Alfredo Cariello

Personal information
- Date of birth: 10 September 1979 (age 46)
- Place of birth: Naples, Italy
- Height: 1.77 m (5 ft 9+1⁄2 in)
- Position: Left midfielder

Senior career*
- Years: Team / Apps / (Gls)
- 1997–2000: Salernitana / 1 / (0)
- 1998–1999: → Nocerina (loan) / 7 / (0)
- 1999-2000: → Campobasso (loan) / 18 / (4)
- 2000–2001: Savoia / 20 / (3)
- 2001–2002: Taranto / 40 / (5)
- 2003–2004: Giulianova / 27 / (4)
- 2004–2005: Chievo / 0 / (0)
- 2005: → Frosinone (loan) / 19 / (2)
- 2005–2006: Ascoli / 22 / (2)
- 2006–2007: Crotone / 35 / (6)
- 2007–2011: Frosinone / 84 / (6)
- 2011–2012: Turris Neapolis / 18 / (0)
- 2012–2013: Pomigliano / 7 / (0)
- 2013: Formia
- 2013–2014: Argentina
- 2014: Ventimiglia
- 2014–2015: Carlin's Boys
- 2015–2016: Boys Caivanese
- 2016–2017: Afro Napoli United

= Alfredo Cariello =

Italian footballer (born 1979)

Alfredo Cariello (born 10 September 1979) is an Italian former footballer.

==Football career==
Cariello started his career at Salernitana Calcio 1919, one of the largest club in Campania, just behind S.S.C. Napoli. He was loaned to Nocerina and Savoia, also in Campania. He then joined Taranto and Giulianova in January 2003.

===Chievo===
He was spotted by Chievo in January 2004, which the club keen on signing players in lower league and loaned out to ensure there was good players in squad when relegated. He was loaned back to Giulianova for the rest of 2003–04 season.

He played for Frosinone Calcio in second half of 2004–05 season, and played his first Serie A season at Ascoli in 2005-06 along with Francesco Carbone, in co-ownership deal with Chievo for €500 and €20,000 respectively. Chievo bought back both players for an undisclosed fee.

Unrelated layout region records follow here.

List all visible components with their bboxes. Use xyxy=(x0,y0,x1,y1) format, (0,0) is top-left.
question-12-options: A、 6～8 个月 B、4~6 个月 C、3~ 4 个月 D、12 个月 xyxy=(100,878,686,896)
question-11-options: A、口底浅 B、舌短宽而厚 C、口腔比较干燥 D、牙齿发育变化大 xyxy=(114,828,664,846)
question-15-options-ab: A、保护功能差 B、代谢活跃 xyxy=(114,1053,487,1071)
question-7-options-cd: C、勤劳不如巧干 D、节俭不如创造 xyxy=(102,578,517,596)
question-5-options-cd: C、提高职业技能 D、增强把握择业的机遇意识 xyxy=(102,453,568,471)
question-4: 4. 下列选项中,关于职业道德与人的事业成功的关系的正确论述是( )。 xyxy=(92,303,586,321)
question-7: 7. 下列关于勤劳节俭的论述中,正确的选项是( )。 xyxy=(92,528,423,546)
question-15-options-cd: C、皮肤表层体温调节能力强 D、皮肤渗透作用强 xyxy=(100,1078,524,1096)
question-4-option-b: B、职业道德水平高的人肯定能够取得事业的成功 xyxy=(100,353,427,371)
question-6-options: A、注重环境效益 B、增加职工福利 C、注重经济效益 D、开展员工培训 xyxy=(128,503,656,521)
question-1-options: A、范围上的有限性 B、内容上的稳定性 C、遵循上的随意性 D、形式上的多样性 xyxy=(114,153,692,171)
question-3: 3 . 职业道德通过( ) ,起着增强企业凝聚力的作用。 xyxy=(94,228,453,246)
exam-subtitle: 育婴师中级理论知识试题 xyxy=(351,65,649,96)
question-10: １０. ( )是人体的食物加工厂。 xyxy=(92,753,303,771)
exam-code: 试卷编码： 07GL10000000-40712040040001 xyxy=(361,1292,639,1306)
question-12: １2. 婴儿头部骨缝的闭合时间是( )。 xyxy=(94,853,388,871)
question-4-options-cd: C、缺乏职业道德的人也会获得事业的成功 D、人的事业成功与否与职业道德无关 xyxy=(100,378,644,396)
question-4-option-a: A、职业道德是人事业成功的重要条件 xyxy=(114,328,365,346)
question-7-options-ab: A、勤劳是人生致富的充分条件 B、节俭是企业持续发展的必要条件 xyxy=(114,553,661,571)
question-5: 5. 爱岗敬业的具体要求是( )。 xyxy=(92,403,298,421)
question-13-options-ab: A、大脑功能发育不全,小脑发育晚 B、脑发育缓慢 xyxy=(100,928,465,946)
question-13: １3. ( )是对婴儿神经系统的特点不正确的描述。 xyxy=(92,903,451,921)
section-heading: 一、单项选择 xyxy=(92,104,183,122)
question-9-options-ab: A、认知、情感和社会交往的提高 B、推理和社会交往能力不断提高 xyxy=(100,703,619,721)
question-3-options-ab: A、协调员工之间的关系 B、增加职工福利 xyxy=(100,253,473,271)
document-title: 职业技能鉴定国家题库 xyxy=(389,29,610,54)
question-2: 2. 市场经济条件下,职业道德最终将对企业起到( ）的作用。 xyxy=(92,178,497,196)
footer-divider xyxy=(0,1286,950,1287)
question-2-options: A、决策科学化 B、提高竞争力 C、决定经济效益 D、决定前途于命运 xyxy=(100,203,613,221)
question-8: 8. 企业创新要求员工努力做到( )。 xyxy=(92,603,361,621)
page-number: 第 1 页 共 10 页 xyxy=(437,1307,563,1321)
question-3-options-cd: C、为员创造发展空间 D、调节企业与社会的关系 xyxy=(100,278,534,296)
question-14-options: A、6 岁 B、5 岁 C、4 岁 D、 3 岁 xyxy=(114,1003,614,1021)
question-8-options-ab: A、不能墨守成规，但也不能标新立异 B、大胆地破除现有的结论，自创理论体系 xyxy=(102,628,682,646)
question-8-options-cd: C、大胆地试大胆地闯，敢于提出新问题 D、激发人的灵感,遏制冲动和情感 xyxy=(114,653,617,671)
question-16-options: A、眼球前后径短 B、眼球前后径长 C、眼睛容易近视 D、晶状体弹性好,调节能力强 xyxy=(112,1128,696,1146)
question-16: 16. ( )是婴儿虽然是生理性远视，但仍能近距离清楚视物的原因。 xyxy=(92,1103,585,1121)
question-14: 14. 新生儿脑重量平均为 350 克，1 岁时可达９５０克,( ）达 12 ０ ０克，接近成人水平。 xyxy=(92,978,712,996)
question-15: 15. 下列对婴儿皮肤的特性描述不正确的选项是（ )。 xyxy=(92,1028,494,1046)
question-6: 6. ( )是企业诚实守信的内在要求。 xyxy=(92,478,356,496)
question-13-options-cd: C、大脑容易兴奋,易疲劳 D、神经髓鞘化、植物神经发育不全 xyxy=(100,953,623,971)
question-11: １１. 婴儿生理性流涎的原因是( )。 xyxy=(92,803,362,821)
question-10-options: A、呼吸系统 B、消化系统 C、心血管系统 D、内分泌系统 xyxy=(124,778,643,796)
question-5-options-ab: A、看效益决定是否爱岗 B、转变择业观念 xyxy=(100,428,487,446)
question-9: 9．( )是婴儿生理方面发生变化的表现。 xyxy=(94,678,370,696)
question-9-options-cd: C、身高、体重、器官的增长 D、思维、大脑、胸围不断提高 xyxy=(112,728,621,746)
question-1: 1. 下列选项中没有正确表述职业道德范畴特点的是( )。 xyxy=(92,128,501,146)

On 26 August 2006, he was sold to F.C. Crotone in co-ownership deal, for €50,000 but bought back by Chievo in June 2007 for around €4,000.

===Frosinone ===
Cariello was sold to Frosinone in another co-ownership bid on 6 July 2007, Chievo also acquired half of the "card" of Gennaro Troianiello as part of the deal. Both players were valued €360,000, thus 50% registration rights "worth" €180,000 each. Cariello picked no.11 as his shirt number. In June 2008 Cariello joined Frosinone outright for another €180,000.

===Late career===
In 2011 Cariello left for Lega Pro Seconda Divisione (ex–Serie C2) club Turris Neapolis. In 2012, he left for Serie D club Pomigliano.